Figure 6.. Identification of influenza-mediated modulation of NK cell inhibitory and activating ligands by mass cytometry and GLMM analysis.

(A) Generalized linear mixed model (GLMM) to identify markers predictive of Cal/09 vs. Vic/11 infection from nine donors. Log-odds are logarithm of ratios of the probability that a cell is Vic/11-infected over the probability that a cell is Cal/09-infected at 24 HPI. An increase in the parameter coefficient corresponds to the strength of the classification power, with the 95% confidence interval from sampling error represented by line surrounding the point estimate. The confidence intervals are widened using Bonferroni’s method. The reported p-values are controlled using Benjamini-Hochberg’s false discovery rates. (B) PCA of individual cells colored by Cal/09 vs. Vic/11 infection at 24 HPI, with the vectors driving variance displayed. Quality check of variables that could potentially influence the ability to identify makers predictive of infection in monocyte – NK cell co-culture. (C) Cell count PCA of Cal/09 - vs. Vic/11-infected monocytes at 24 HPI. (D) PCA colored by donor of Cal/09 - vs. Vic/11-infected-infected monocytes at 24 HPI.

Figure 7.. Strain-specific downregulation of CD112 and CD54 is dependent on viral replication.

(A) Representative flow plots and histograms of CD112 expression on mock, Vic/11- or Cal/09-exposed monocytes and NHBE cells (MOI = 3). (B-C) The frequency of (B) CD112 (n = 9) or (C) CD54 (n = 8) expression on infected (Flu-NP⁺) monocytes assessed by fluorescence flow cytometry on Cal/09- or Vic/11-infected cells at an MOI of 3 at 24 HPI. (D-G) Representative histograms of CD112 (D) and CD54 (F) expression on mock-treated, live and UV-inactivated Cal/09- or Vic/11-infected monocytes. Summary plots of CD112⁺ (n = 9) (E) and CD54⁺ (n = 8) (G) expression after mock-treatment or infection with live or UV-inactivated Cal/09- or Vic/11-infected monocytes at MOI of 3. *P < 0.05, Wilcoxon signed-rank test.

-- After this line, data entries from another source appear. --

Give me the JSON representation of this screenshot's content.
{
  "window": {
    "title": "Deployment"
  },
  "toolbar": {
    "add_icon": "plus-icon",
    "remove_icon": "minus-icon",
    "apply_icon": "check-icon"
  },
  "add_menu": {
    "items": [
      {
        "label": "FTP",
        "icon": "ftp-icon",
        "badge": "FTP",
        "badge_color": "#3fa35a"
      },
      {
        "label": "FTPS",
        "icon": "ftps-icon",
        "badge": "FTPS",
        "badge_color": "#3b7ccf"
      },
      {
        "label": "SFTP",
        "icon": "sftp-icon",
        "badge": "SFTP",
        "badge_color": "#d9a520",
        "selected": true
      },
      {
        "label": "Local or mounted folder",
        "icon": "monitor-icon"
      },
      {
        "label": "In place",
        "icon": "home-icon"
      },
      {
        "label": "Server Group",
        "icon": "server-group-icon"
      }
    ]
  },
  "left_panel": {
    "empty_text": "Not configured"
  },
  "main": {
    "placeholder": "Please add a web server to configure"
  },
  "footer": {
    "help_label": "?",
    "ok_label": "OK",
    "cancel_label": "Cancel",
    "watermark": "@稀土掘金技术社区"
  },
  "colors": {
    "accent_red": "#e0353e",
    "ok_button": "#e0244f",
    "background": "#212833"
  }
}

Figure 8.. Cytokine-mediated and receptor-ligand interactions are necessary for the NK cell response to influenza-infected cells.

(A) NK cells were incubated for 1 hr with isotype control (Mouse IgG1, κ) or blocking antibodies specific to CD226 or LFA-1 followed by co-culture with autologous infected monocytes. At 24 HPI, intracellular cytokine staining was used to assess IFN-γ production compared to treatment with isotype control antibody (n = 6). (B) Schematic of fluorescently activated cell sorting to isolate uninfected monocytes expressing either low or high levels of CD54 and CD112. CD54^Low/CD112^Low and CD54^High/CD112^High monocytes were co-cultured with autologous NK cells for four hours in the presence of UV-treated supernatant harvested from mock, Cal/09- or Vic/11 monocytes (MOI = 3, 24 HPI) (n = 3 at 4 hr, n = 1 at 17 hr). (C) Compiled data from four donors from experiment described in (B). (D) Model of strain-specific NK cell recognition of influenza A infection. Cal/09 infection of monocytes elicits enhanced IFN-α secretion and neutralization of IFN-α dampens NK cell IFN-γ production. Cal/09-infection does not downregulate CD54 and CD112 to the same extent as Vic/11-infected monocytes or NHBE cells. *P < 0.05, Wilcoxon signed-rank test.